La question est sortie toute seule et je m’étonne de mon culot. Elle fronce les sourcils et prend un air boudeur qui me donne envie de l’éclater au sol. La violence c’est dans la tête, la violence c’est dans la tête ! DANS LA TÊTE LA VIOLENCE !

En guide de réponse elle hausse les épaules, tend le bras et prend une paille d’or en faisant cliqueter ses bracelets en or.

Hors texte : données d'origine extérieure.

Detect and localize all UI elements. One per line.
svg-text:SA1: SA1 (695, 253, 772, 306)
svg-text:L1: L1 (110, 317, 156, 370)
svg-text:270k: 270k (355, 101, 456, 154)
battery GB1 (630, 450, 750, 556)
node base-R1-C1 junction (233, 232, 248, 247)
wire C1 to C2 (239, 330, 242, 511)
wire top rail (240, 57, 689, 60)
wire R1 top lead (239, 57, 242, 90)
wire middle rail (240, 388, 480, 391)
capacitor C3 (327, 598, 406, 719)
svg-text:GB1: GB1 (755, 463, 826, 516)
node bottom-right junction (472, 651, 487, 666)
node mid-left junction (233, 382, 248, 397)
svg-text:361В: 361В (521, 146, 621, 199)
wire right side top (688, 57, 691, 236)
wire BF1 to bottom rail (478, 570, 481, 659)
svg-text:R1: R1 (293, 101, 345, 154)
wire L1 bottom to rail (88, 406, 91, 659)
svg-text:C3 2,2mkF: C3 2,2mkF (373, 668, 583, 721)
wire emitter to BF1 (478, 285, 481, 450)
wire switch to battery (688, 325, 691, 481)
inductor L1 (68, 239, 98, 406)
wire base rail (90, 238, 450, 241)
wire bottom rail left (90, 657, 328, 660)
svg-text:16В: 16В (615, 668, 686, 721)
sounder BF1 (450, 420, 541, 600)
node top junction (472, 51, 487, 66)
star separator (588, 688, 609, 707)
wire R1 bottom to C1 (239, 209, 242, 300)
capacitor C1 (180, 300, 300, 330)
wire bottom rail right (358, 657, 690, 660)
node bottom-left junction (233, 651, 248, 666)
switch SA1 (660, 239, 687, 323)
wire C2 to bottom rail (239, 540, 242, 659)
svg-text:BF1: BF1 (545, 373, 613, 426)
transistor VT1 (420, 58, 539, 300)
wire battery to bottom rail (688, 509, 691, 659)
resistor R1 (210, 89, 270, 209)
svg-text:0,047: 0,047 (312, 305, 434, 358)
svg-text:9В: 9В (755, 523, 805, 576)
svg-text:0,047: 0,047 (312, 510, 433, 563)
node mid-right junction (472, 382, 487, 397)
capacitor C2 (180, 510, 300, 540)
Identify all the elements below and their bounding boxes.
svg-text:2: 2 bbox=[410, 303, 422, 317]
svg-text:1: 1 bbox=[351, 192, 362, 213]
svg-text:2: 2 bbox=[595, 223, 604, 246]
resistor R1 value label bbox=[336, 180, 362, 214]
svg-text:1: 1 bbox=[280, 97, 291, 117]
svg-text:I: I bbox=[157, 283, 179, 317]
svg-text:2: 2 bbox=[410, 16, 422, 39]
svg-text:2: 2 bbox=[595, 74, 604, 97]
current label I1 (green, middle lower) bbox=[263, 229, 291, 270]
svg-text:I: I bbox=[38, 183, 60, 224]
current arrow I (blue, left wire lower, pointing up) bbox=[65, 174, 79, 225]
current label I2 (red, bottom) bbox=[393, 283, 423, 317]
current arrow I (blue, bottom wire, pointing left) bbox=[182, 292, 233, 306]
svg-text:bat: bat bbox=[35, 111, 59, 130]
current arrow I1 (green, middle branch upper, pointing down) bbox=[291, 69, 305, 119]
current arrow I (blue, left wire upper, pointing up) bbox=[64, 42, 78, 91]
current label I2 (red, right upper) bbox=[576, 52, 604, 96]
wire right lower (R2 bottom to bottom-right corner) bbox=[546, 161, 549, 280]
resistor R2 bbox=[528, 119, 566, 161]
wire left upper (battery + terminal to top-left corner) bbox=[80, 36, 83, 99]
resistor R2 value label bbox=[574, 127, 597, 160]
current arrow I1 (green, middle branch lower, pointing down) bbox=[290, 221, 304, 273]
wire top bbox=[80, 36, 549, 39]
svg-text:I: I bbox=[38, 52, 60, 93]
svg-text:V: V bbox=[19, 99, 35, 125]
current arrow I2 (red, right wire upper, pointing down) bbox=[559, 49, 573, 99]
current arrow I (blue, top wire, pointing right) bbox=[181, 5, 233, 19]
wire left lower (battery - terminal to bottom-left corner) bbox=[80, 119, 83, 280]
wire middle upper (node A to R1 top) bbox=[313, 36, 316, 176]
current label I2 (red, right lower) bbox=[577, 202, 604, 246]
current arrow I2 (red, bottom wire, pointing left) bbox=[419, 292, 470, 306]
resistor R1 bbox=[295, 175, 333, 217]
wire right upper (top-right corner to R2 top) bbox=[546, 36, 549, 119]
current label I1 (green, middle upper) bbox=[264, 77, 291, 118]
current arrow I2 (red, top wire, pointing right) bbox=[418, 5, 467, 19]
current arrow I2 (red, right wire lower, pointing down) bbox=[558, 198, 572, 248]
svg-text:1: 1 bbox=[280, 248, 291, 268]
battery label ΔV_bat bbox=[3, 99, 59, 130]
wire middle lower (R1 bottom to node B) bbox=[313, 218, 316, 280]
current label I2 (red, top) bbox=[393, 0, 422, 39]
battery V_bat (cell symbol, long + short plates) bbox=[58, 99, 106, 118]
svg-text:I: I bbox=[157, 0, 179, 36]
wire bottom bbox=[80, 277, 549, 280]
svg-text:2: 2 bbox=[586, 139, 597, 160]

Cling cling les bracelets. Cling cling l’or ramassé par des mangeurs de banane.

Ma paupière, mon pied, mes dents, mon sang. Tout s’arrête subitement et le monde devient particules.

Avant que mon cerveau n’ait bien réalisé ce qui se passe, bien avant la raison, ma main avait attrapé les cheveux d’Irene et lui avait éclaté la tête sur la table, dans les paille d’or et renversant du même coup sa tasse de thé.

Merde…on avait dit la violence c’est dans la tête. DANS LA TÊTE !

Irène en a foutu partout avec sa grosse tête sanguinolente et ça me saoule. Ses cheveux trainent dans les feuilles de thé vert. Je m’entends lui dire à voix haute qu’elle n’avait qu’à pas porter de panta-court. 

Maintenant je dois rajouter à ma to-do d’enterrer un cadavre et ça ce n’était pas prévu. Je le cale entre l’appel avec le développeur-web et la lessive de blanc, ensuite je mettrai une soupe à cuire. Il faut que je sois efficace. 

Heureusement il ne me fallut pas très longtemps pour dénicher un tutoriel YouTube et un Mooc sur le sujet des cadavres, pour devenir experte à mon tour. Master de commerce extérieur bac + 5 et master spé taxidermiste légiste. Ça fera bien sur mon CV.

Irène n’a pas eu de chance, elle aurait sans doute mieux fait de me laisser chiller avec Edgar Morin. Il faut que j’achète des carottes pour la soupe.